2023年11月7日の開催のAI戦略会議において、政府保有データを生成AIの学習データとして使用することを目的に提供を促進するとのアクションプランが策定されました。
政府等が保有するデータは、インターネット上のデータと比べて、作成者・作成時期・作成場所が明確である点が学習データとして有用だと考えられています。また、著作権法上の問題として、あらかじめ公開や二次利用等の承認が得られており、権利処理の問題がクリアできます。
加えて、多様な分野のデータがあり、データ自体の質は正確性に優れており、不適切な情報を含まない点においても有用性が高く、学習データとして利用がしやすくなっています。

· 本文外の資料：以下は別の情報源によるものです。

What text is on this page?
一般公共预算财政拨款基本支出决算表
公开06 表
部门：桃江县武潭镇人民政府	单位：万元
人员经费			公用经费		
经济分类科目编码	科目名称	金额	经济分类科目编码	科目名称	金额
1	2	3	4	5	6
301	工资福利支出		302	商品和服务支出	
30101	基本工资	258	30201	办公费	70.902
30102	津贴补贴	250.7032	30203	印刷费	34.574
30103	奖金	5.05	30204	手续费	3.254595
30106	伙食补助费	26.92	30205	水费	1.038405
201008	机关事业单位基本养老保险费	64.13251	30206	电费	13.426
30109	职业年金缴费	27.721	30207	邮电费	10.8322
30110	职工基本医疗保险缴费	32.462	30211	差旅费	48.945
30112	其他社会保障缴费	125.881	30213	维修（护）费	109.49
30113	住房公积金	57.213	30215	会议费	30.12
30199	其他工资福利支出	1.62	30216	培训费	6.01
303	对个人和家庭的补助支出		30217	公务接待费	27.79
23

さらに、プライバシーの側面においては個人情報が含まれていないデータが使用され、匿名化処理がされているデータが提供されるため、個人情報を機会学習に利用される問題にも対応しています。
提供が予定されている主なデータ
提供が予定されている主なデータとしては、
- 政府の報告書
- 統計データ
- 土地・地図データ
- 判例
- 法令
- 特許情報
- 国立国会図書館の収蔵データ
- 国立公文書館デジタルアーカイブ内の画像保存手書き文書
などなども公開されるようで、幅広いものとなっています。
政府は、これらAI学習データ提供について広報・周知を行うとともに、AI開発者型の学習データに関する相談を受け、学習データのニーズ等の情報を把握・蓄積することにも注力するようです。
加えて政府自らも公的機関が保有するデータを用いてAI学習を試行することで、政府関与のプロジェクトや事業の中でAI学習を実施する場合には、AI学習データに関する課題と解決方法に関する知見を集約させ、公的機関の業務効率やサービス向上が期待されます。
まとめ
従来AI学習用のデータはインターネット公開されているデータを無作為に抽出したデータを用いたり、著作権のない文献データなどを用いられることが多くなされていました。しかし、データの質やプライバシー、著作権法上の問題が多々存在しており、学習データとして用いることがグレーなデータも用いられる問題も指摘されていました。
今回の学習データの提供施策によって、政府公開のAI学習用データがこれらの問題を解消し、さらなるAI技術の発展が期待されます。